Le soir, je suis surpris par mon père aux toilettes. Il sursaute presque aussi haut que moi en me trouvant assis là. Il voulait mettre ses dents. Hier il avait perdu ses oreilles. La vieillesse est décidément un désagrégement continu.
1876 : naissance de Jack London. Je ne ferai pas l’affront au lecteur de lui redire qu’il faut lire Jack London.
Dimanche 13 janvier
Retour à Bordeaux.
Tandis que je porte le chien jusqu’à la voiture, puisqu’il ne veut plus sortir depuis la triste affaire de la clôture électrique, mon père fait tomber mon sac vintage de l’armée de terre en voulant l’examiner, car il lui rappelle le sien lorsqu’il était jeune soldat. J’entends d’où je suis le bruit du choc contre le sol de mon nouvel appareil photo, très onéreux ; à moins qu’il ne s’agisse du non moins onéreux objectif ? Qu’importe : il faut partir, partir avant de sombrer.
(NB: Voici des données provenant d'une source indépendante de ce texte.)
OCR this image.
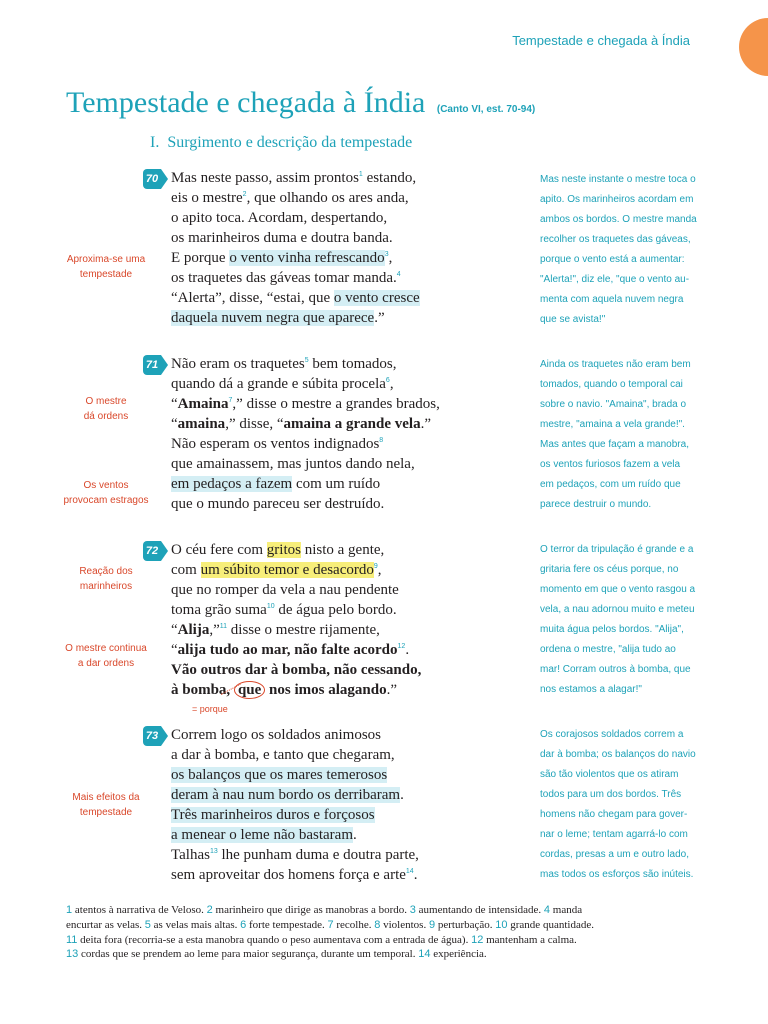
Tempestade e chegada à Índia
Tempestade e chegada à Índia (Canto VI, est. 70-94)
I. Surgimento e descrição da tempestade
70
71
72
73
Mas neste passo, assim prontos$^1$ estando,
eis o mestre$^2$, que olhando os ares anda,
o apito toca. Acordam, despertando,
os marinheiros duma e doutra banda.
E porque o vento vinha refrescando$^3$,
os traquetes das gáveas tomar manda.$^4$
“Alerta”, disse, “estai, que o vento cresce
daquela nuvem negra que aparece.”
Não eram os traquetes$^5$ bem tomados,
quando dá a grande e súbita procela$^6$,
“Amaina$^7$,” disse o mestre a grandes brados,
“amaina,” disse, “amaina a grande vela.”
Não esperam os ventos indignados$^8$
que amainassem, mas juntos dando nela,
em pedaços a fazem com um ruído
que o mundo pareceu ser destruído.
O céu fere com gritos nisto a gente,
com um súbito temor e desacordo$^9$,
que no romper da vela a nau pendente
toma grão suma$^{10}$ de água pelo bordo.
“Alija,”$^{11}$ disse o mestre rijamente,
“alija tudo ao mar, não falte acordo$^{12}$.
Vão outros dar à bomba, não cessando,
à bomba, que nos imos alagando.”
Correm logo os soldados animosos
a dar à bomba, e tanto que chegaram,
os balanços que os mares temerosos
deram à nau num bordo os derribaram.
Três marinheiros duros e forçosos
a menear o leme não bastaram.
Talhas$^{13}$ lhe punham duma e doutra parte,
sem aproveitar dos homens força e arte$^{14}$.
Aproxima-se uma
tempestade
O mestre
dá ordens
Os ventos
provocam estragos
Reação dos
marinheiros
O mestre continua
a dar ordens
Mais efeitos da
tempestade
Mas neste instante o mestre toca o
apito. Os marinheiros acordam em
ambos os bordos. O mestre manda
recolher os traquetes das gáveas,
porque o vento está a aumentar:
"Alerta!", diz ele, "que o vento au-
menta com aquela nuvem negra
que se avista!"
Ainda os traquetes não eram bem
tomados, quando o temporal cai
sobre o navio. "Amaina", brada o
mestre, "amaina a vela grande!".
Mas antes que façam a manobra,
os ventos furiosos fazem a vela
em pedaços, com um ruído que
parece destruir o mundo.
O terror da tripulação é grande e a
gritaria fere os céus porque, no
momento em que o vento rasgou a
vela, a nau adornou muito e meteu
muita água pelos bordos. "Alija",
ordena o mestre, "alija tudo ao
mar! Corram outros à bomba, que
nos estamos a alagar!"
Os corajosos soldados correm a
dar à bomba; os balanços do navio
são tão violentos que os atiram
todos para um dos bordos. Três
homens não chegam para gover-
nar o leme; tentam agarrá-lo com
cordas, presas a um e outro lado,
mas todos os esforços são inúteis.
= porque
1 atentos à narrativa de Veloso. 2 marinheiro que dirige as manobras a bordo. 3 aumentando de intensidade. 4 manda
encurtar as velas. 5 as velas mais altas. 6 forte tempestade. 7 recolhe. 8 violentos. 9 perturbação. 10 grande quantidade.
11 deita fora (recorria-se a esta manobra quando o peso aumentava com a entrada de água). 12 mantenham a calma.
13 cordas que se prendem ao leme para maior segurança, durante um temporal. 14 experiência.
À La croissanterie de l’aire de Meung, sur la commune de Messas, un sympathique colosse me sert un café en s’excusant de son prix faramineux, bien qu’il n’y soit pour rien. Plus loin, une femme adorable, employée du Phileas de l’aire de Châtellerault Antran, me rappelle que la Badoit rouge est celle qui pique le plus — je l’avais oublié. Que Jah veille sur ces anges de la route.
Joie de retrouver Barbara et de manger les scones qu’elle a préparés ; je n’aime pas les gâteaux, mais ceux-ci ont le goût de la liberté.
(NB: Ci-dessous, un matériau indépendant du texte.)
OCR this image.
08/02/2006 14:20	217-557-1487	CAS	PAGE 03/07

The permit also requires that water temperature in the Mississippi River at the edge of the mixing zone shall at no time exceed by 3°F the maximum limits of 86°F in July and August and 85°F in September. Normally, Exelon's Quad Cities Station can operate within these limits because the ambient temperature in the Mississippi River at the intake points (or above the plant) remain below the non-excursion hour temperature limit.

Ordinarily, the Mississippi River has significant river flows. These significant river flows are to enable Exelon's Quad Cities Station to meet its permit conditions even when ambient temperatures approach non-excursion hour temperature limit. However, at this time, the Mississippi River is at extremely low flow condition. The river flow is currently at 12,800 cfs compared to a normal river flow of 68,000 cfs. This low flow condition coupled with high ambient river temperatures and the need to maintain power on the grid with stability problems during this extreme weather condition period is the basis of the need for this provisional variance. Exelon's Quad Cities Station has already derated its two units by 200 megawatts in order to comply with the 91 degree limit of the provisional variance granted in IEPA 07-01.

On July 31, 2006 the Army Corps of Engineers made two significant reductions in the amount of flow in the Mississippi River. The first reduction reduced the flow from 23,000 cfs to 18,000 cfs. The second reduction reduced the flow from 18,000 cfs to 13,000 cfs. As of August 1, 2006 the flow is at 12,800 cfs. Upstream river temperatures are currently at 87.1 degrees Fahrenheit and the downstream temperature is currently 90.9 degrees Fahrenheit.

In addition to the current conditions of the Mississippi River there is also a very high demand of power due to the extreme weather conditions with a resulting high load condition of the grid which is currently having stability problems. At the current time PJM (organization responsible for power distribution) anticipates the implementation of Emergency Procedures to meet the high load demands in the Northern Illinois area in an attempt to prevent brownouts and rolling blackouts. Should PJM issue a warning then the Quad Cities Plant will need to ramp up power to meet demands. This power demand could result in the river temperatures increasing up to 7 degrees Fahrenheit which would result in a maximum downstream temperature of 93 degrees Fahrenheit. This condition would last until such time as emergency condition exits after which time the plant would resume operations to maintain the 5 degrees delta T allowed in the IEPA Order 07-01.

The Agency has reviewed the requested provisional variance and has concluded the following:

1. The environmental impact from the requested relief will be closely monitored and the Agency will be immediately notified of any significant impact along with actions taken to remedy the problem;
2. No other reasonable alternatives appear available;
1941 : mort de James Joyce. Lors de sa rencontre avec Proust en 1922, il se serait plaint de sa vue et Proust de son estomac. Jamais eu le courage de lire Ulysse, mais je garde un très bon souvenir de Gens de Dublin que je lisais tout en me promenant seul dans une zone pavillonnaire proche de mon travail, aucun de mes collègues de l’époque ne souhaitant déjeuner en ma compagnie.